MedImmune, a biotechnology company located in Gaithersburg, Maryland, develops and markets products that address medical needs in areas such as infectious disease, transplantation medicine, autoimmune disorders and cancer. The Company currently markets SynagisTM (palivizumab), RespiGam® (Respiratory Syncytial Virus Immune Globulin Intravenous (Human)), and CytoGam® (Cytomegalovirus Immune Globulin Intravenous (Human)) through its hospital-based sales force and has five new product candidates in clinical trials.

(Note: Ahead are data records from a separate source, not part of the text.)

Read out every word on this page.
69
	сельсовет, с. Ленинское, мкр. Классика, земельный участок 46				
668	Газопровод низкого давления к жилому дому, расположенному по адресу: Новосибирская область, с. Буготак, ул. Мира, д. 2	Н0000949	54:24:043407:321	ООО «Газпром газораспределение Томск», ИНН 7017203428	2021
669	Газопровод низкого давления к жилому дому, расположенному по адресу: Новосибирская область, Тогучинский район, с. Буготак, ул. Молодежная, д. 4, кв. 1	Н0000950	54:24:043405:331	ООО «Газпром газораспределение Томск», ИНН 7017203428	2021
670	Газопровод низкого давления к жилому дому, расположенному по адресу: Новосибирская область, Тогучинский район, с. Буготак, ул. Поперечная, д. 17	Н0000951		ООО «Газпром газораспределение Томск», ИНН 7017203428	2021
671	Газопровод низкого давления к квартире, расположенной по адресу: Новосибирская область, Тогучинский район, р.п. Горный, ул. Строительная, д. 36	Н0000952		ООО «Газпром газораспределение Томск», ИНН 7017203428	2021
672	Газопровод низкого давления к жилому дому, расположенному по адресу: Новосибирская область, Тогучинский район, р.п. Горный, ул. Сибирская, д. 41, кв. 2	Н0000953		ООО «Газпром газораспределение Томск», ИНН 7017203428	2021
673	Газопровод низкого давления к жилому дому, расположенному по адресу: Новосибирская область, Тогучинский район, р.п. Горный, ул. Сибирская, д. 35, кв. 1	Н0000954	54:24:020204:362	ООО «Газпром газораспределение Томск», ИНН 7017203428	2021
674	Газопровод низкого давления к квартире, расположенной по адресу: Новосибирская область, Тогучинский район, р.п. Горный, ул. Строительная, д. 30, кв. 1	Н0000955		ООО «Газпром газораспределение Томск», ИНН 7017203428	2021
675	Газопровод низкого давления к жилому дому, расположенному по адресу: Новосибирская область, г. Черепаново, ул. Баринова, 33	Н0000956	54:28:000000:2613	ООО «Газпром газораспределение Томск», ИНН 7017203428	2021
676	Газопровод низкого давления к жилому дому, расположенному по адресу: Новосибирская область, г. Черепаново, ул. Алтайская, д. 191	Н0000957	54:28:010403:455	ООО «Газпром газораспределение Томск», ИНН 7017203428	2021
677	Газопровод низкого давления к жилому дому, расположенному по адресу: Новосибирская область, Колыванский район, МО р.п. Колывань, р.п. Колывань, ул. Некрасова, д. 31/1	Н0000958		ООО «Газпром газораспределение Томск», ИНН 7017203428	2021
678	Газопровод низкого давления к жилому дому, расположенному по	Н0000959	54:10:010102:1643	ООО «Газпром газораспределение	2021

This announcement may contain, in addition to historical information, certain forward-looking statements that involve risks and uncertainties. Such statements reflect management's current views and are based on certain assumptions. Actual results could differ materially from those currently anticipated as a result of a number of factors, including risks and uncertainties discussed in the Company's filings with the U.S. Securities and Exchange Commission. MedImmune cautions that RSV disease occurs primarily during the winter months; the Company believes its operating results will continue to reflect that seasonality for the foreseeable future.